Delegates from across the world are now weighing up a range of proposals, from a global fuel standard to a carbon pricing mechanism, either through a direct tax or a credit trading system.
If adopted, such measures would mark one of the most far-reaching climate deals to date, mentioned on newmoney.
Yet, despite the urgency, divisions remain deep. Resistance is being fuelled by growing trade tensions, a string of new tariffs, notably from the United States, and strong opposition from countries fundamentally against tax-based approaches.
Sarah Edmondson, head of international lobbying at Fortescue, described the talks as “absolutely historic,” especially with a carbon tax on the table.
“I think it would be an absolute game-changer. No other industry in the world has committed to a target of this scale – and I would argue, most countries have not,” she told CNBC.
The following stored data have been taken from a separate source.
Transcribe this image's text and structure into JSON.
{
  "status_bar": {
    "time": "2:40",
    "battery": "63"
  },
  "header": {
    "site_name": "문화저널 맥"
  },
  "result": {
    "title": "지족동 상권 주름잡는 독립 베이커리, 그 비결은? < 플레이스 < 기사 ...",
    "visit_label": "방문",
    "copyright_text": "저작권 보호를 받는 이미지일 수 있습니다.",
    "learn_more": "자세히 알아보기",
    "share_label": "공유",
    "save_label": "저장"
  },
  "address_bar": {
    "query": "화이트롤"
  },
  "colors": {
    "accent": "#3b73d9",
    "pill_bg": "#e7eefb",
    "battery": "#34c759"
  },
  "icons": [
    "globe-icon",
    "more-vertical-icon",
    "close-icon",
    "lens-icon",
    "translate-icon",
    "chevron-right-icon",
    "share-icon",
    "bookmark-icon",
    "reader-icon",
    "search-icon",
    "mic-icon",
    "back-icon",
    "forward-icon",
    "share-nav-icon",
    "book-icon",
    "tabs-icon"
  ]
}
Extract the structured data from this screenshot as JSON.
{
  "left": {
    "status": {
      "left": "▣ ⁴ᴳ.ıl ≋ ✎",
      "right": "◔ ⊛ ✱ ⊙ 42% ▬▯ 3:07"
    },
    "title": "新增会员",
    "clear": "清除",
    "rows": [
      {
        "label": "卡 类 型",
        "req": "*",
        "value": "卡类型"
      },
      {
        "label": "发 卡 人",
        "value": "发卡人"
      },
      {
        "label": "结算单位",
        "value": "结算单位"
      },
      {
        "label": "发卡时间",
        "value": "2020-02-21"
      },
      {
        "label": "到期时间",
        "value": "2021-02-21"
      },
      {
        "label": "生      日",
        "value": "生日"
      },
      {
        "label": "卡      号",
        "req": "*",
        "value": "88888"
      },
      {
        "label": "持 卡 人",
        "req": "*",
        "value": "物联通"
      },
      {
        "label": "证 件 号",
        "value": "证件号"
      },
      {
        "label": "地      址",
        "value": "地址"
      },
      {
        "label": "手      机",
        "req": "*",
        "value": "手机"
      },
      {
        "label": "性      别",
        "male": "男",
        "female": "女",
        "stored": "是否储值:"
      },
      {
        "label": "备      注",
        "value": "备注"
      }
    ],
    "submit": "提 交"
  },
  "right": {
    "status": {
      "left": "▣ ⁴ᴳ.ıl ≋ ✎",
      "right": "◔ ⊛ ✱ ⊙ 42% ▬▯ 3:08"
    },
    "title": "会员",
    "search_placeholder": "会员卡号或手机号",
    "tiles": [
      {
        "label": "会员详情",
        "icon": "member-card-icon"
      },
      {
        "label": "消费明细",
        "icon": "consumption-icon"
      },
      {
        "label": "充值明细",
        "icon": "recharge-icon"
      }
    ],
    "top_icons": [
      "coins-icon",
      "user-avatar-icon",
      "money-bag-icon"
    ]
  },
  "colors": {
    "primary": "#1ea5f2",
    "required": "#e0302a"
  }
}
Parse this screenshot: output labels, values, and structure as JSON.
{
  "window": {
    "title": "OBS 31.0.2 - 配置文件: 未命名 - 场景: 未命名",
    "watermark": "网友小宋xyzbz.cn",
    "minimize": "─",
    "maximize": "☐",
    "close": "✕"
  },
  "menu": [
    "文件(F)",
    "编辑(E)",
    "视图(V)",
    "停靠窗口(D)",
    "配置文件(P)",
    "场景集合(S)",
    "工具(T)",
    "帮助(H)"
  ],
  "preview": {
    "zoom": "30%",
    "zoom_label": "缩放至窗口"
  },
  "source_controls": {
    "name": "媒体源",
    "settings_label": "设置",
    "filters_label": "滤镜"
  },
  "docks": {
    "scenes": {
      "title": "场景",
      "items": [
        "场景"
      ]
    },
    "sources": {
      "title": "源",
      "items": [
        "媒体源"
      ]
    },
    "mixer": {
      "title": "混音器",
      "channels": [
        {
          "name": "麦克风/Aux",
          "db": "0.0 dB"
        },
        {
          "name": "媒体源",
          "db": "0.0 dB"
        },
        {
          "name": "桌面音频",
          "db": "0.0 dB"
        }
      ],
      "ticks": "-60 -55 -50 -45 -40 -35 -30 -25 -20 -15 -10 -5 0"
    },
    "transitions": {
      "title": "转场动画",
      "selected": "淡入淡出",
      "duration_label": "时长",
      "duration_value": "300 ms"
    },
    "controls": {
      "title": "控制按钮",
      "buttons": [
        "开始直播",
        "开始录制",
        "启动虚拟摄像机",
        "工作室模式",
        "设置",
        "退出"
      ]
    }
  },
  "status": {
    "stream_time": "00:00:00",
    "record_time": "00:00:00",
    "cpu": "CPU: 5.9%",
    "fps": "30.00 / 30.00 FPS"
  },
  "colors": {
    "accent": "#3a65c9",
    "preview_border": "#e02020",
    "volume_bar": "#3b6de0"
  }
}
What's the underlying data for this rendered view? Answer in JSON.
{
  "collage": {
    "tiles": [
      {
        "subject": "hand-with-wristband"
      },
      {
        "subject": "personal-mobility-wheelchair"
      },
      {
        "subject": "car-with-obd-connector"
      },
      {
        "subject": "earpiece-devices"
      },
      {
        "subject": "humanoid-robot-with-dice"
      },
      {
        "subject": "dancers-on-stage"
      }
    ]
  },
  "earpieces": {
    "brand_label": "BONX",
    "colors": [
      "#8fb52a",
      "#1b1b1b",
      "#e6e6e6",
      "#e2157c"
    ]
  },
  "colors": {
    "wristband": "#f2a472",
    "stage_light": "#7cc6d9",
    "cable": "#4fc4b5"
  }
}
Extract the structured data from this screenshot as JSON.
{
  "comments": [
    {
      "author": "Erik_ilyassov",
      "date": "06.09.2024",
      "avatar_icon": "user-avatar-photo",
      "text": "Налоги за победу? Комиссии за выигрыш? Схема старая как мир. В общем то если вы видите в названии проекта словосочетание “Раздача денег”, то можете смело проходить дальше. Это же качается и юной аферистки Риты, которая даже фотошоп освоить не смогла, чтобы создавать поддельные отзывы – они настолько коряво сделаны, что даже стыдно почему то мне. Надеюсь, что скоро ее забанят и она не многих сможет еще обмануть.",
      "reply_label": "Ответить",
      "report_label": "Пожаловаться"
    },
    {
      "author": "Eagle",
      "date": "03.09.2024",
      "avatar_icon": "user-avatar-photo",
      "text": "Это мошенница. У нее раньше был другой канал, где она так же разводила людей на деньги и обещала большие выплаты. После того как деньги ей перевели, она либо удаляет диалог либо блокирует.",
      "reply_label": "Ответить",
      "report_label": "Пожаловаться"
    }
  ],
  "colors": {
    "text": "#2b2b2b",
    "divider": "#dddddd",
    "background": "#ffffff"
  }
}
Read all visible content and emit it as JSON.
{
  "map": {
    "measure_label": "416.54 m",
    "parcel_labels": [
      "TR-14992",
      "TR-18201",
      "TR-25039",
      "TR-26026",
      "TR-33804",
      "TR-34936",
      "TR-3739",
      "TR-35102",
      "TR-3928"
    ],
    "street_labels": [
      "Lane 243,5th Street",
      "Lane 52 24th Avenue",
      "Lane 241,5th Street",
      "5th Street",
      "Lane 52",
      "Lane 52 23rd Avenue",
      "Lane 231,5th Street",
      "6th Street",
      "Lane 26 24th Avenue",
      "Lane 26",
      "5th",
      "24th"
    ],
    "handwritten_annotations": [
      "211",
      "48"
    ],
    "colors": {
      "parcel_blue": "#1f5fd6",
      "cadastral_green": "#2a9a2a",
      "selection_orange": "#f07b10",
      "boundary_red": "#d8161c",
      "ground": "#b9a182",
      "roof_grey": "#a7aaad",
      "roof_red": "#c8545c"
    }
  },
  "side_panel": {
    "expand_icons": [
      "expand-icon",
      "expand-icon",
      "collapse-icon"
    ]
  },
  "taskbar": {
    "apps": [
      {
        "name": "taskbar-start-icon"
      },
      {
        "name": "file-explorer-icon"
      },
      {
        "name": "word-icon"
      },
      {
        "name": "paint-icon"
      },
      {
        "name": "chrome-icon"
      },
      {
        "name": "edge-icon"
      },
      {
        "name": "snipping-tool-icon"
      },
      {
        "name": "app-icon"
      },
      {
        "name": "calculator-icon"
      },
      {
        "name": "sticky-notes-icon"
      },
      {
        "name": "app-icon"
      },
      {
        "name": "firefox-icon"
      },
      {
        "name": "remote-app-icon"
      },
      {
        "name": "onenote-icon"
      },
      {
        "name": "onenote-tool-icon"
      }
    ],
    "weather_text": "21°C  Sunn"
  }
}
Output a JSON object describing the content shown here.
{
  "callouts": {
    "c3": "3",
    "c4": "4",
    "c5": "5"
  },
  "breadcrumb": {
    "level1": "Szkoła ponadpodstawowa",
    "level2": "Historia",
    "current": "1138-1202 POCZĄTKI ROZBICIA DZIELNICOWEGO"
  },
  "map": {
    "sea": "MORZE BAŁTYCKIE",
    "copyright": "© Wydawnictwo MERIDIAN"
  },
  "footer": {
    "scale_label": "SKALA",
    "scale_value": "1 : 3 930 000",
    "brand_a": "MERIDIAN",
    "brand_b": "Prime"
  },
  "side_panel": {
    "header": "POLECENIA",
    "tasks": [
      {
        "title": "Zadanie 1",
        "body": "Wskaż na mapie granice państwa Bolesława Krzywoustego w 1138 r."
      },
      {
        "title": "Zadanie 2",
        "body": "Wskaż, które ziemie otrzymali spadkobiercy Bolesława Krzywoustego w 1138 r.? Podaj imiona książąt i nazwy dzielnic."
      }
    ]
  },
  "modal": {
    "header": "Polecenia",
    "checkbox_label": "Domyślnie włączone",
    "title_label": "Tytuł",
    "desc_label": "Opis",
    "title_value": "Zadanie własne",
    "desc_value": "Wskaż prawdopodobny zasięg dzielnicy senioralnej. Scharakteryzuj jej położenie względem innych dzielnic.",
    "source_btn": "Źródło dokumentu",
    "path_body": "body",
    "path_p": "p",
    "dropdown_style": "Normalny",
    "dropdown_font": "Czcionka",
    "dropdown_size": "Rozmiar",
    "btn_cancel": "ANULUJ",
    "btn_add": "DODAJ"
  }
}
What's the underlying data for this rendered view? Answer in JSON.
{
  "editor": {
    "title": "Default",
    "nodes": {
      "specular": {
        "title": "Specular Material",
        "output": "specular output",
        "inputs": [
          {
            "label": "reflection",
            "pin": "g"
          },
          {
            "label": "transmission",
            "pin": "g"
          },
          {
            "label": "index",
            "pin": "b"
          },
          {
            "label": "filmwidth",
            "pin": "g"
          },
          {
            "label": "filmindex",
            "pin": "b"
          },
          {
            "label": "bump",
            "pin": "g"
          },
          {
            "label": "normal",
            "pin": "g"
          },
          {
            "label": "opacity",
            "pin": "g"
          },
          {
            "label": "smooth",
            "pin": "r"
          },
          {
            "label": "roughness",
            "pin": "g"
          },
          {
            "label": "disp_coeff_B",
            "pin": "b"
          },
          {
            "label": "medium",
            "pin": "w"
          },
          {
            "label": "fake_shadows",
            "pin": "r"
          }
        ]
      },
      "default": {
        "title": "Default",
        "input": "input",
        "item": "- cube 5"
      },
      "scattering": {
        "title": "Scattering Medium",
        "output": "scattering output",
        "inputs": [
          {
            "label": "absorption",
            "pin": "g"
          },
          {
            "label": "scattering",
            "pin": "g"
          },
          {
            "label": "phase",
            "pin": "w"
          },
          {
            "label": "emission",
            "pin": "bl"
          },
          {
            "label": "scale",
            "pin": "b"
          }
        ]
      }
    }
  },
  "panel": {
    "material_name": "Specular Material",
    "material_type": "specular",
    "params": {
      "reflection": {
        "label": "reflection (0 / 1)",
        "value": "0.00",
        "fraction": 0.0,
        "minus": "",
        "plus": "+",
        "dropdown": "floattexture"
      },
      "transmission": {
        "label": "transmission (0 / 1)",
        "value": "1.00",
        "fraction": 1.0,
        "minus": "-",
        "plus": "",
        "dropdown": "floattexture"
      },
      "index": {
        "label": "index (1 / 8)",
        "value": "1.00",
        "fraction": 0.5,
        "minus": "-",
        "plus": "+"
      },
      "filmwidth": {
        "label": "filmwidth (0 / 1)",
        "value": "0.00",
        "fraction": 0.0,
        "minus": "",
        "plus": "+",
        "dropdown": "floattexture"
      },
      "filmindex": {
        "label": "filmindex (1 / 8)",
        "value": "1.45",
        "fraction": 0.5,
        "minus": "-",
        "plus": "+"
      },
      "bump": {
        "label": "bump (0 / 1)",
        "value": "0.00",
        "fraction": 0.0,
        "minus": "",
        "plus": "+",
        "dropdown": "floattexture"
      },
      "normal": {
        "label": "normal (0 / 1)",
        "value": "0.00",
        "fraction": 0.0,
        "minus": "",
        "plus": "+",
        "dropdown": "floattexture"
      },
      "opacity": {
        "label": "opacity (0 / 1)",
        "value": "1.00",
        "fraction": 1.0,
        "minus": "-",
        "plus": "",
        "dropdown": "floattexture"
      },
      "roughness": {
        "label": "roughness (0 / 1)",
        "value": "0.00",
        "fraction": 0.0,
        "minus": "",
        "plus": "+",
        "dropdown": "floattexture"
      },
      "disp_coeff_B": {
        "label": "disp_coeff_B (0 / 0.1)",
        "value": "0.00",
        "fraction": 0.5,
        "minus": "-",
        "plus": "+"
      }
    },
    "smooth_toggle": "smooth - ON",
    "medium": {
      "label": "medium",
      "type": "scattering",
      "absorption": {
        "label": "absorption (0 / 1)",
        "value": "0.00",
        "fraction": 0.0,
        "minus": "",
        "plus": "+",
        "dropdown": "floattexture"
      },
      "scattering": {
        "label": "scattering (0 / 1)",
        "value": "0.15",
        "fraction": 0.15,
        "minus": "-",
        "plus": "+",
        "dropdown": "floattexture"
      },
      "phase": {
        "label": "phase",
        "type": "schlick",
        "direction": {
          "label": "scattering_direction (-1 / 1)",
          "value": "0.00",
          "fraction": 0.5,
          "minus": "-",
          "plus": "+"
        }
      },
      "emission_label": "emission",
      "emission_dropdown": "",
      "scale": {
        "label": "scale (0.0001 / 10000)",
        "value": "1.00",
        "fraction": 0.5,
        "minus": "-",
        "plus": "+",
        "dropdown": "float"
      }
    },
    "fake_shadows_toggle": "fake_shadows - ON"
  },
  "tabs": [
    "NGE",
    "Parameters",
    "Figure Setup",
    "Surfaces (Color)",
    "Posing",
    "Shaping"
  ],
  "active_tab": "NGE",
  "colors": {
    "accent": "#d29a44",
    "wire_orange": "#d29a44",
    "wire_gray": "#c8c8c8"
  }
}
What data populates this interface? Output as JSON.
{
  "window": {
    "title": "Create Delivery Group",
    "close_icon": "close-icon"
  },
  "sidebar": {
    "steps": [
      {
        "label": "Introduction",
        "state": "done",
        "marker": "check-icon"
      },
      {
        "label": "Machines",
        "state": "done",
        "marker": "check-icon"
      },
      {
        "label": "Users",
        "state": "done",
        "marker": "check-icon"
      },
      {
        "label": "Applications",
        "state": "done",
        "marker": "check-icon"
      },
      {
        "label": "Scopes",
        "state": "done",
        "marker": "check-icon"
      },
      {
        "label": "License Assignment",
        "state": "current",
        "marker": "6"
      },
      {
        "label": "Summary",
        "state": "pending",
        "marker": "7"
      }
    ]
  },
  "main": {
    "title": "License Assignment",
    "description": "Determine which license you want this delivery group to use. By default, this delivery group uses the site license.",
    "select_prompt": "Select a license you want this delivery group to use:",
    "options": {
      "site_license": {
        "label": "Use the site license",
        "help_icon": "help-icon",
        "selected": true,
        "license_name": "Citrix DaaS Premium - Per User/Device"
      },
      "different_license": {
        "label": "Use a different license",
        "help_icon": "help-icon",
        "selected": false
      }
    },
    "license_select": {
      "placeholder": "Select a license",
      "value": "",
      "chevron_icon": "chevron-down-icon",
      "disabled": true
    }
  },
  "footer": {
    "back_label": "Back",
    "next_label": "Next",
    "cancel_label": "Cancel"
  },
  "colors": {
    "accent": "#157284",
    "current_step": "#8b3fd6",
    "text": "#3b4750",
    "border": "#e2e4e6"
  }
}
She did, however, acknowledge the hurdles still ahead.
“The outcome remains uncertain,” she said.
“There is a lot of discussion about tax-type structures, as the word tax itself is very loaded in countries like the US, Australia or even China. However, there are worthy proposals with equivalent impact.”
Among those pushing hardest for the levy are small island states from the Pacific and Caribbean, countries like Fiji, Vanuatu, Barbados and Grenada, that have long warned of the consequences of slow climate action.
“For countries like Vanuatu, we see that the UNFCCC is not moving fast enough – and this is a big opportunity,” said Ralph Regenvanu, Vanuatu’s Minister for Climate Change.
He added that if a deal is reached, it would be “the first industry-wide measure adopted by a multilateral UN body, with much greater power than what we can achieve through the UNFCCC.”
By contrast, countries including Brazil, China and Saudi Arabia continue to oppose the tax outright, raising concerns over competitiveness and rising costs for developing economies.
As mentioned, last year, IMO members set a target to reach net zero emissions from shipping “by or around 2050” but left much of the detail to be worked out later.
A full package of measures is expected to be agreed by 2025, with the outcome of this week’s talks likely to define how ambitious that package will be.
“Something will be achieved,” said John Maggs, board member of the Clean Shipping Coalition.
“The timeline is clear and there is a lot of effort being made to meet it. It’s not a question of whether there will be an agreement, but how ambitious and effective it will be – and how many will disagree.”
He pointed to the split between progressive member states and those more resistant to change. “From the progressive side, there is optimism because they have evidence-based proposals and the technical support to implement them,” he said.
“But at the end of the day, China, Brazil and other countries are not going to give up. They are going to demand some form of compensation.”
Decarbonising the shipping sector is no small task.
With around 90 per cent of global trade moved by sea, the industry is heavily dependent on fossil fuels and considered one of the hardest to transition.
Still, campaigners remain hopeful. Angie Farrag-Thibault, associate Vice President Global Transportation, Environmental Defense Fund, said the only meaningful outcome would be one that combines a robust fuel standard with financial mechanisms strong enough to make a difference.
“These measures, which should include a fair redistribution mechanism through existing climate finance instruments, would incentivise shipowners to reduce their use of fossil fuels and move to clean or near-zero-emission solutions, while supporting vulnerable areas affected by climate change, with the speed and intensity required,” she concluded.